- Education: University of California, Irvine University of California, San Diego Laguna Beach High School
- Children: 2
- Scientific career
- Workplaces: University of New Mexico
- Thesis: Nutritional ecology and body size in Neotoma populations (1991)

= Felisa Smith =

American ecologist and academic

Felisa A. Smith is an American ecologist who is a Distinguished Professor at the University of New Mexico. She is a conservation paleoecologist who uses fossil records to understand the pressing environmental issues such as the climate crisis and biodiversity loss. She has served as President of the American Society of Mammalogists and the International Biogeography Society. She was awarded the 2022 C. Hart Merriam Award by the American Society of Mammalogists and is a Fellow of the Paleontology Society.

== Early life and education ==
Smith's mother, Maria del Carmen Calvo Herrero, was an artist, and her father, Frank Smith, was a civil engineer. She studied biology, literature and visual arts at the University of California, San Diego. After graduating, Smith worked as a high school science teacher at Laguna Hills High School. Smith focused on ecology and evolutionary biology at the University of California, Irvine for her graduate studies. For her doctoral research, Smith investigated neotoma (pack rat) populations. She used fossils to understand whether pack rats obeyed Bergmann's rule, that the body size of a mammal is inversely proportional to the temperature of their environment.

== Research and career ==
Smith was a NSF Postdoctoral Fellow with James H. Brown. After some time as a research professor, Smith joined the tenure-track faculty at the University of New Mexico in 2006. She combines historic and fossil records with modern biology to understand the impact of climate change on biodiversity and the effects of loss of biodiversity on ecosystems. Her early work considered the abilities of small mammals to adapt to climate change. The paleomidden record provided Smith an opportunity to explore the relationship between rodent body size and temperature over 25,000 years. She showed that body size was linked to the size of fecal pellets, and used fossil fecal pellets to understand body size.

Smith has studied organisms across multiple sizes, from microbes to mammoths. For example, she has studied the fossil record during the megafauna extinction, and found that ratios of carbon and nitrogen stable isotopes in plants (δ^{13}C and δ^{15}N) had shifted, indicative of changing animal diets.

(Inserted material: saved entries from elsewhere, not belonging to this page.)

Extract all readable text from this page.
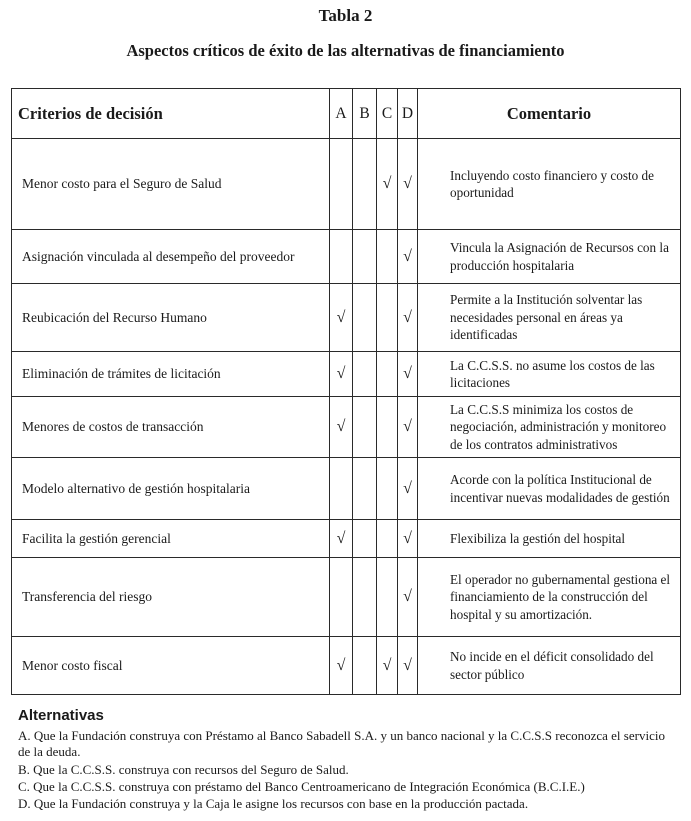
Tabla 2
Aspectos críticos de éxito de las alternativas de financiamiento
Criterios de decisión	A	B	C	D	Comentario
Menor costo para el Seguro de Salud			√	√	Incluyendo costo financiero y costo de oportunidad
Asignación vinculada al desempeño del proveedor				√	Vincula la Asignación de Recursos con la producción hospitalaria
Reubicación del Recurso Humano	√			√	Permite a la Institución solventar las necesidades personal en áreas ya identificadas
Eliminación de trámites de licitación	√			√	La C.C.S.S. no asume los costos de las licitaciones
Menores de costos de transacción	√			√	La C.C.S.S minimiza los costos de negociación, administración y monitoreo de los contratos administrativos
Modelo alternativo de gestión hospitalaria				√	Acorde con la política Institucional de incentivar nuevas modalidades de gestión
Facilita la gestión gerencial	√			√	Flexibiliza la gestión del hospital
Transferencia del riesgo				√	El operador no gubernamental gestiona el financiamiento de la construcción del hospital y su amortización.
Menor costo fiscal	√		√	√	No incide en el déficit consolidado del sector público
Alternativas
A. Que la Fundación construya con Préstamo al Banco Sabadell S.A. y un banco nacional y la C.C.S.S reconozca el servicio de la deuda.
B. Que la C.C.S.S. construya con recursos del Seguro de Salud.
C. Que la C.C.S.S. construya con préstamo del Banco Centroamericano de Integración Económica (B.C.I.E.)
D. Que la Fundación construya y la Caja le asigne los recursos con base en la producción pactada.
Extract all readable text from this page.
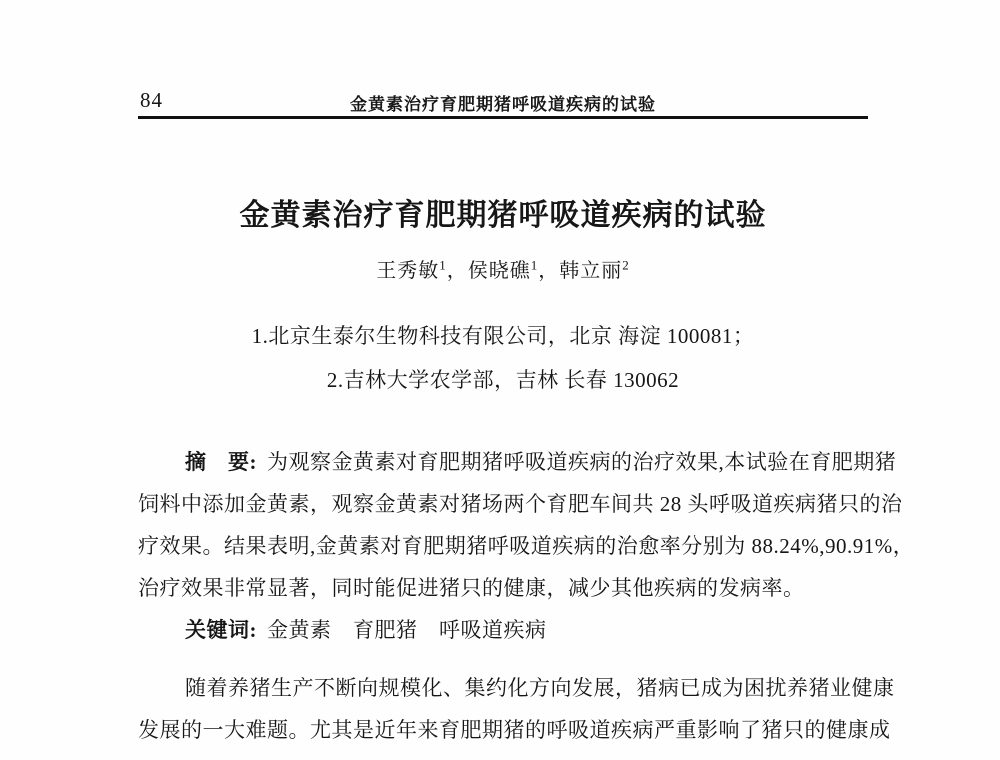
84	金黄素治疗育肥期猪呼吸道疾病的试验
金黄素治疗育肥期猪呼吸道疾病的试验
王秀敏$^1$，侯晓礁$^1$，韩立丽$^2$
1.北京生泰尔生物科技有限公司，北京 海淀 100081；
2.吉林大学农学部，吉林 长春 130062
摘　要: 为观察金黄素对育肥期猪呼吸道疾病的治疗效果,本试验在育肥期猪
饲料中添加金黄素，观察金黄素对猪场两个育肥车间共 28 头呼吸道疾病猪只的治
疗效果。结果表明,金黄素对育肥期猪呼吸道疾病的治愈率分别为 88.24%,90.91%，
治疗效果非常显著，同时能促进猪只的健康，减少其他疾病的发病率。
关键词: 金黄素　育肥猪　呼吸道疾病
随着养猪生产不断向规模化、集约化方向发展，猪病已成为困扰养猪业健康
发展的一大难题。尤其是近年来育肥期猪的呼吸道疾病严重影响了猪只的健康成
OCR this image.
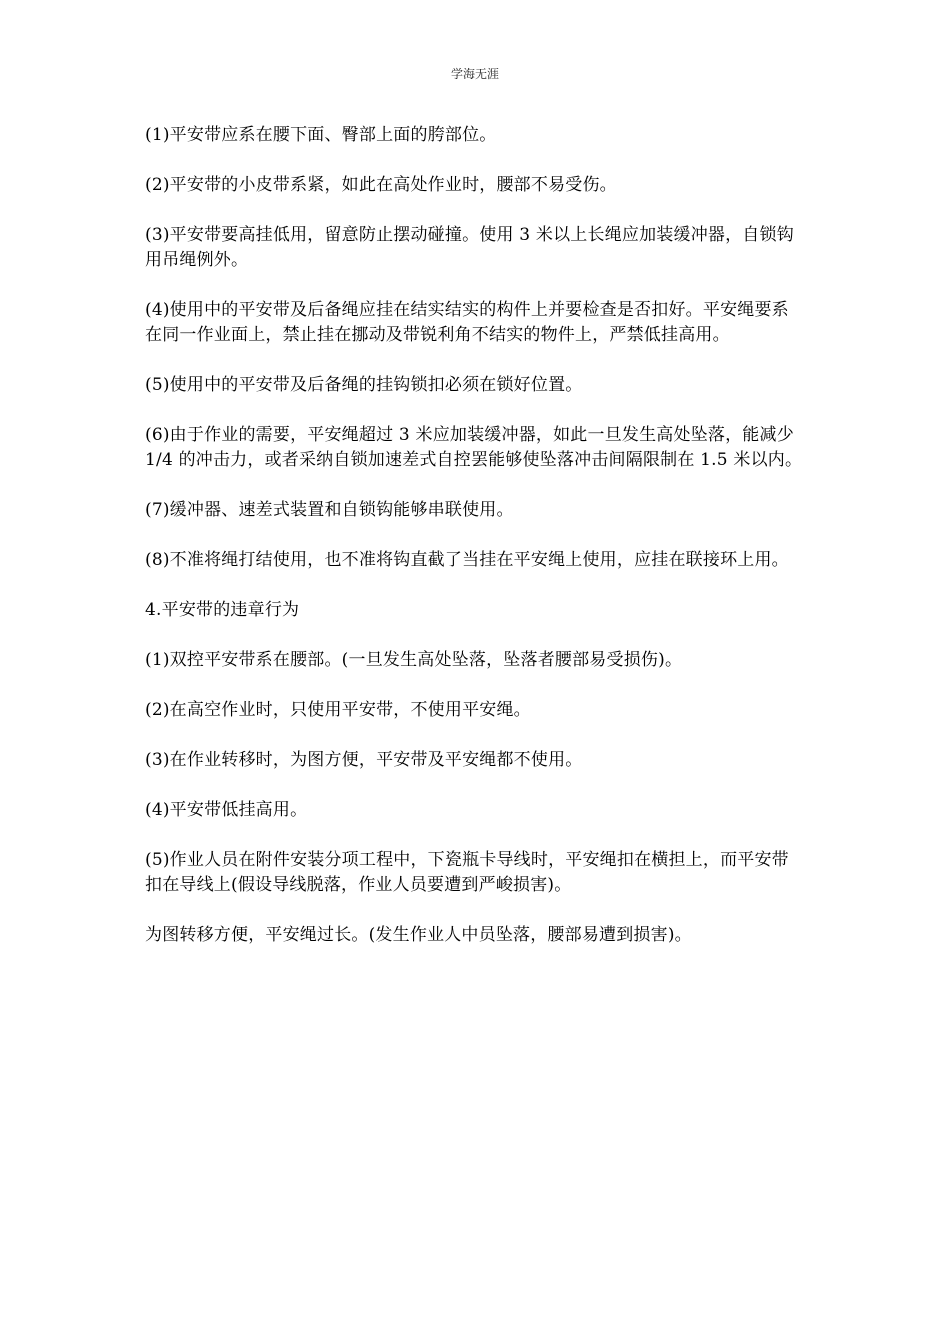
学海无涯

(1)平安带应系在腰下面、臀部上面的胯部位。

(2)平安带的小皮带系紧，如此在高处作业时，腰部不易受伤。

(3)平安带要高挂低用，留意防止摆动碰撞。使用 3 米以上长绳应加装缓冲器，自锁钩用吊绳例外。

(4)使用中的平安带及后备绳应挂在结实结实的构件上并要检查是否扣好。平安绳要系在同一作业面上，禁止挂在挪动及带锐利角不结实的物件上，严禁低挂高用。

(5)使用中的平安带及后备绳的挂钩锁扣必须在锁好位置。

(6)由于作业的需要，平安绳超过 3 米应加装缓冲器，如此一旦发生高处坠落，能减少 1/4 的冲击力，或者采纳自锁加速差式自控罢能够使坠落冲击间隔限制在 1.5 米以内。

(7)缓冲器、速差式装置和自锁钩能够串联使用。

(8)不准将绳打结使用，也不准将钩直截了当挂在平安绳上使用，应挂在联接环上用。

4.平安带的违章行为

(1)双控平安带系在腰部。(一旦发生高处坠落，坠落者腰部易受损伤)。

(2)在高空作业时，只使用平安带，不使用平安绳。

(3)在作业转移时，为图方便，平安带及平安绳都不使用。

(4)平安带低挂高用。

(5)作业人员在附件安装分项工程中，下瓷瓶卡导线时，平安绳扣在横担上，而平安带扣在导线上(假设导线脱落，作业人员要遭到严峻损害)。

为图转移方便，平安绳过长。(发生作业人中员坠落，腰部易遭到损害)。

Between the pleistocene and holocene, Smith found that some animals grew larger and some got smaller. Moreover, the loss of megafauna led to shifts in the ecology and size of surviving mammals. She has argued that the ongoing biodiversity loss due to human activities and climate change could have the same impact megafauna. She has demonstrated that the offspring of carnivorous dinosaurs reduced species diversity by taking on the role of multiple species as they grew. Smith also showed that the loss of large mammals impacted biogeochemical cycles around the world, and contributed to the drop in methane which is associated with the Younger Dryas, a colder interval in the late Pleistocene.

==Awards and honors==
In 2020, Smith was elected Fellow of the Paleontological Society. The following year, she was elected President of the American Society of Mammalogists and the International Biogeography Society. She was the first hispanic woman to hold such a position. In 2022, she was awarded the American Society of Mammalogists Merriam Award. In 2023, she was honored with the University of New Mexico Ovation Award, named the 68th Annual Research Lecturer and a Distinguished Professor.

== Personal life ==

Smith has two daughters, Emma, a historical geochemist, and Rosemary, a theoretical mathematician. She is married to Scott M. Elliott, a chemist at Los Alamos National Laboratory.